How can you monitor your welding?
20th July 2022
Shalini Ghose
Monitoring your welds is an important part to ensure the quality and longevity of welds. Welding process monitoring is a mix of measuring and monitoring weld variables as well as the extra aspects that contribute to a high-quality weld.
What is the Need for Welding Process Monitoring?
One of the factors affecting the quality of welds is assessed by suitable testing procedures to ensure that a welded structure performs efficiently. The welding results are proof-tested in conditions that are similar to or more severe than those encountered in the field by welded constructions to ensure a quality weld that doesn’t fail in extreme conditions.
These tests indicate any weak or defective areas of the material that can be fixed before it is approved for practical application. As a result of the tests, the right welding architecture for machines is determined, which reduces the risk of accidents and employee injury.
Some common areas to monitor welds -
The functions or purpose of the welding output should be kept in mind while process monitoring.

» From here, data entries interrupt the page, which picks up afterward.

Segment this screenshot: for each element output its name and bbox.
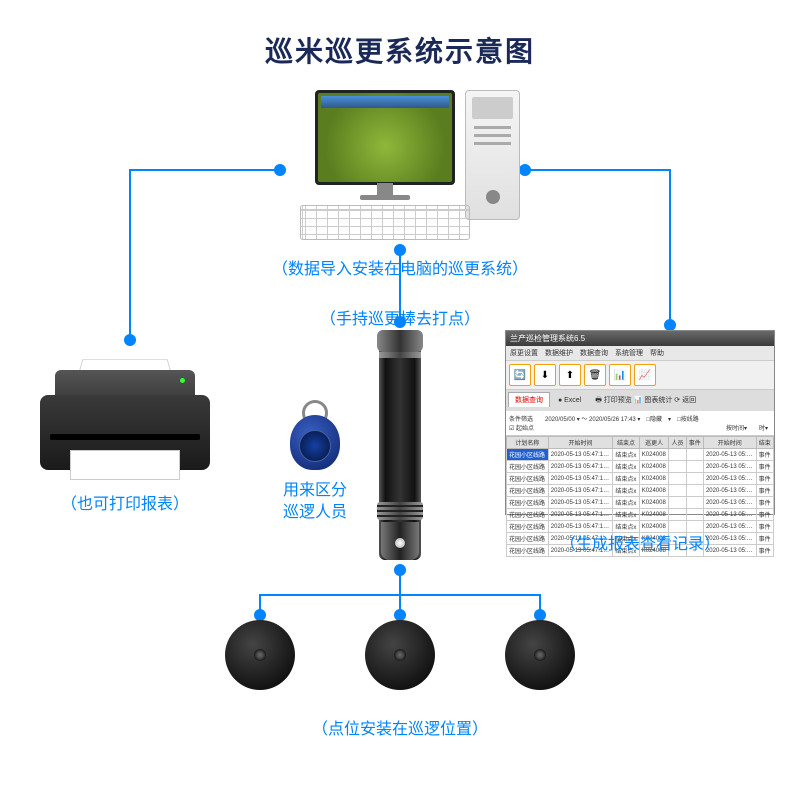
rfid-tag-icon <box>225 620 295 690</box>
toolbar-button: 📊 <box>609 364 631 386</box>
toolbar-button: 🔄 <box>509 364 531 386</box>
checkpoint-tags <box>225 620 575 690</box>
keyfob-illustration <box>290 400 340 470</box>
rfid-tag-icon <box>365 620 435 690</box>
caption-tags: （点位安装在巡逻位置） <box>0 715 800 739</box>
tab-data-query: 数据查询 <box>508 392 550 407</box>
toolbar-button: ⬇ <box>534 364 556 386</box>
rfid-tag-icon <box>505 620 575 690</box>
toolbar-button: 📈 <box>634 364 656 386</box>
caption-printer: （也可打印报表） <box>40 490 210 514</box>
window-titlebar: 兰产巡检管理系统6.5 <box>506 331 774 346</box>
window-tabs: 数据查询 ● Excel 🖶 打印预览 📊 图表统计 ⟳ 返回 <box>506 390 774 411</box>
window-toolbar: 🔄⬇⬆🗑📊📈 <box>506 361 774 390</box>
toolbar-button: ⬆ <box>559 364 581 386</box>
patrol-stick-illustration <box>379 330 421 560</box>
printer-illustration <box>40 350 210 470</box>
window-menubar: 原更设置 数据维护 数据查询 系统管理 帮助 <box>506 346 774 361</box>
caption-report: （生成报表查看记录） <box>505 530 775 554</box>
filter-bar: 条件筛选 2020/05/00 ▾ ～ 2020/05/26 17:43 ▾ □… <box>506 411 774 436</box>
report-window: 兰产巡检管理系统6.5 原更设置 数据维护 数据查询 系统管理 帮助 🔄⬇⬆🗑📊… <box>505 330 775 515</box>
keyboard-icon <box>300 205 470 240</box>
pc-tower-icon <box>465 90 520 220</box>
computer-illustration <box>280 90 520 240</box>
monitor-icon <box>315 90 455 185</box>
caption-computer: （数据导入安装在电脑的巡更系统） <box>0 255 800 279</box>
caption-stick: （手持巡更棒去打点） <box>0 305 800 329</box>
page-title: 巡米巡更系统示意图 <box>0 0 800 70</box>
toolbar-button: 🗑 <box>584 364 606 386</box>
caption-fob: 用来区分巡逻人员 <box>260 480 370 525</box>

If the weld is done for a machine, it is highly important that the machine functions efficiently after the weld.
To process monitor a weld effectively, one must understand where proccess monitoring is required? The weak points a welding process may have are -
Incomplete Penetration: The failure of the filler and base metal to fuse together at the joint's root is referred to as incomplete penetration. In groove welds, bridging arises when the deposited metal and base metal are not fused at the joint's root. A joint design that is not suited for the welding process or the construction conditions is a common cause of partial penetration.
Lack of Fusion: The inadequacy of a welding process to fuse together layers of weld metal is known as lack of fusion. The weld metal simply glides across the plate surfaces. Overlap is the term used to describe this situation.

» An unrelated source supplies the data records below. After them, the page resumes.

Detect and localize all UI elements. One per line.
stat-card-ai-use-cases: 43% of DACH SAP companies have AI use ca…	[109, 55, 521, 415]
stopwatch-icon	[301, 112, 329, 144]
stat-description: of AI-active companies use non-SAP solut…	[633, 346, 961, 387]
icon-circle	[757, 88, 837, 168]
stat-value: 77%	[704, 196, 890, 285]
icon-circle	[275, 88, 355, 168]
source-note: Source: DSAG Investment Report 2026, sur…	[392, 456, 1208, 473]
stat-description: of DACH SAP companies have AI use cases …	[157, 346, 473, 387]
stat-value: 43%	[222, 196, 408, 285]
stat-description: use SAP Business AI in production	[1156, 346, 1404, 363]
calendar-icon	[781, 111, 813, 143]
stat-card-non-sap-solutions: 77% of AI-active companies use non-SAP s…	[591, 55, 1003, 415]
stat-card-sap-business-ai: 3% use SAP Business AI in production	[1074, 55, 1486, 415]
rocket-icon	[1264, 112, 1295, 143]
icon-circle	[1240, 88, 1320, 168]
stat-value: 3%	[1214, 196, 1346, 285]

Undercutting: The burning away of the base metal at the weld's toe is known as undercutting. The following conditions can lead to undercutting -
- The current adjustment is too high.
- Too long arc gap
- Failure to fill up the crater completely with weld metal.
Slag inclusion: Metallic oxides and other solids compounds form elongated or globular pockets in slag inclusions. They cause the weld metal to become porous. Slag inclusions in arc welding are often made up of electrode coating compounds or fluxes. Slag inclusions occur in multilayer welding procedures when the slag between the layers is not removed.
Porosity: The presence of pockets that do not contain any solid material is referred to as porosity. The pockets contain gas rather than a solid, which distinguishes them from slag inclusions. To understand slag inclusion, it is important to know what is porosity and how porosity affects the welding process?
How to Monitor Welds?
You can use the non-destructive method which checks the welding faults without harming the metal to monitor welds effectively. It uses remote visual inspection (RVI), x-rays, ultrasonic testing, and liquid penetration testing to monitor welds without causing any damage.
Welding Process Monitoring can be performed in the following methods -
Arc Sensor in welding Monitoring: Arc sensing is the measurement of arc voltage and/or current variations as the distance between the welding torch and the welded item changes. For example, a constant current welding power source is typically used in the non-consumable electrode gas tungsten arc welding (GTAW) process. The arc voltage will alter as the distance between the tungsten electrode and the workpiece changes. One of the key reasons for the arc sensor's popularity is that it can trace the welding line in real-time without the use of any other external devices. This technology is appealing for weld seam monitoring because it combines automated height sensing with an arc sensor.
Ultrasonic Welding Monitoring:Ultrasonic sensing is based on the use of high-frequency acoustic waves. An emitter and a receiver are part of the sensing system. A piezoelectric transducer is a key component, which converts electrical energy into ultrasonic oscillation and vice versa. A portion of the emitter's oscillations is reflected from the workpiece's surface and collected by the receiver. This information is gathered and evaluated to produce a three-dimensional profile of the welding region.
Infrared Welding Monitoring: At a temperature greater than absolute zero, all objects emit electromagnetic radiation. The wavelength is in the infrared spectrum, and the intensity varies depending on temperature and substance. The infrared radiation released by the substance can be detected using infrared sensors. As a result, this sensor could be beneficial in monitoring and controlling the welding process, which is intrinsically a temperature activity.
Optical Weld Monitoring: The optical sensor uses the light source to estimate and measure welding process factors and alter welding parameters in real-time. In fact, the optical sensor acts as a bridge, transmitting the welding process output to the control model as an input signal. The state of the weld pool, for example, is determined via vision-based sensors.
Conclusion
The quality of the output and the stability of the process highly depend on how you monitor the welding process. A tool that can predict the root cause and helps in rectifying the root cause to eliminate the risk of downtime is a necessity to have an uninterrupted welding process.
In order to survive and grow in modern and advanced manufacturing, weld process monitoring is a crucial component of utilizing the benefits of Industry 4.0.